I'm just about done with the first draft of Fear of Clowns and it's horrible. But that's okay because I expected it to be horrible. It's also going to be somewhere in the range of 70 pages.
I feel like this script, more than most, is a big pile of clay. I plopped it down and rolled it into a ball and shoved it on the wheel thingee and pulled it up into a tall blob. Now comes the part where I have to make it into a vase. Then comes the part where I bake it, and then the part where I paint it. And when I'm done it will be all pretty and violent.
Today I rewrote my final confrontation scene. See, the last script I wrote, as you know, was about fighting zombies. So the fight scenes I'd grown accustomed to writing involve lots of cool martial arts moves and bludgeoning and one-on-thirty battles with a broom handle as the only weapon.
So yesterday, when I sat down to write the final gunfight, I went a little overboard. The scene is this: a boy who has barely any experience shooting a gun walks into a room with three other boys, each of whom has a gun and each of whom is a better shot. And somehow this boy has to kill the other three without dying.
My first attempt at this was ridiculous. I had all kinds of complicated moves and lots of melodramatic shit. Then I went to sleep and I woke up realizing that it should be simple. Protag kills Kid 1. Kid 2 shoots, hits in a non-deadly place. Protag shoots and kills Kid 2. Kid 3 comes out of the bedroom where he'd been hiding. Both boys stand holding their guns on each other. Then a distraction, and Protag kills Kid 3.

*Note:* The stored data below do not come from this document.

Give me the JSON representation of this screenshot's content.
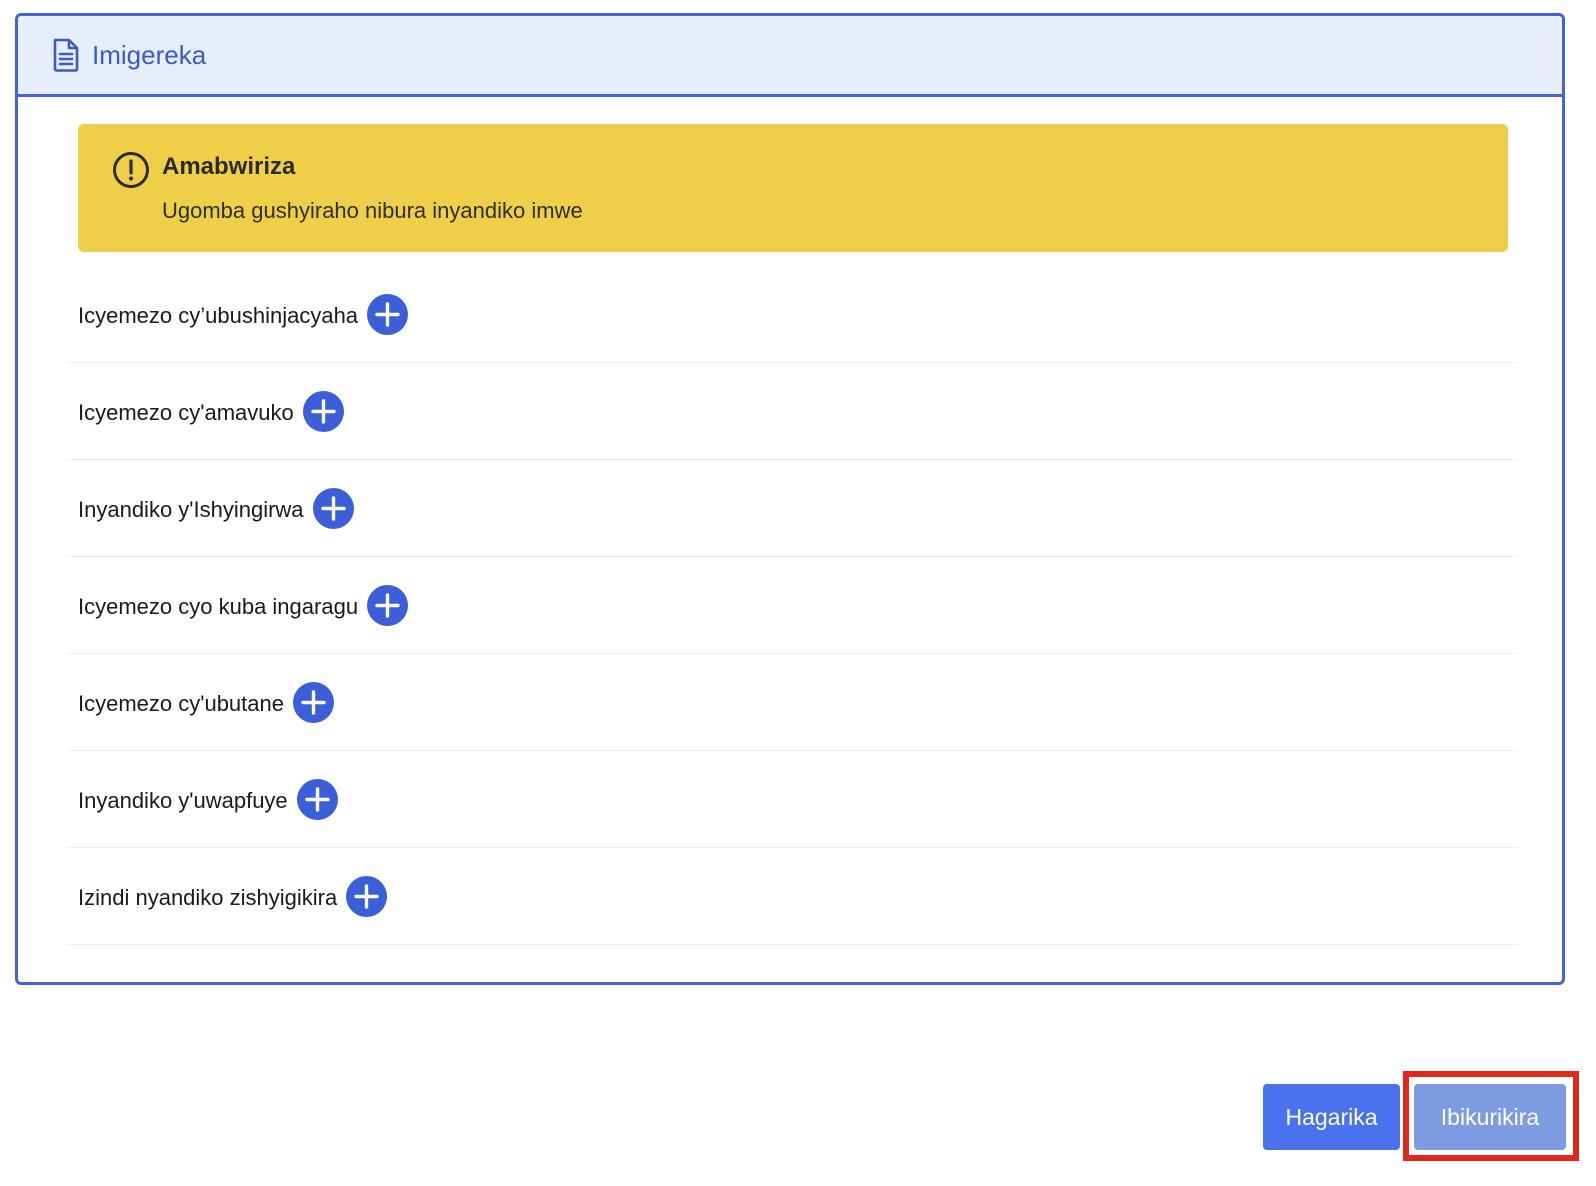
{
  "section": {
    "title": "Imigereka",
    "icon": "document-icon"
  },
  "notice": {
    "icon": "exclamation-circle-icon",
    "title": "Amabwiriza",
    "text": "Ugomba gushyiraho nibura inyandiko imwe",
    "color": "#f0cf48"
  },
  "documents": [
    {
      "label": "Icyemezo cy’ubushinjacyaha"
    },
    {
      "label": "Icyemezo cy'amavuko"
    },
    {
      "label": "Inyandiko y'Ishyingirwa"
    },
    {
      "label": "Icyemezo cyo kuba ingaragu"
    },
    {
      "label": "Icyemezo cy'ubutane"
    },
    {
      "label": "Inyandiko y'uwapfuye"
    },
    {
      "label": "Izindi nyandiko zishyigikira"
    }
  ],
  "add_icon": "plus-circle-icon",
  "footer": {
    "cancel_label": "Hagarika",
    "submit_label": "Ibikurikira"
  },
  "colors": {
    "accent": "#4464d6",
    "header_bg": "#e6edfb",
    "primary_button": "#4a72ee",
    "submit_button": "#7d9be0",
    "highlight": "#e1261c"
  }
}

The thing is, Kid 3 and Protag are best friends so I've got one of those, Oh no, what have I done moments where my Protag cradles his dying best friend in his arms after he shot him. And right now it's so cliche it's making me ill.
I don't want people to feel like I'm being melodramatic. I want them to naturally feel for these characters. I want them to really cry when my Protag has to kill his best friend. Right now they'll groan.
And that, I think, is what's in those thirty odd pages I'm missing.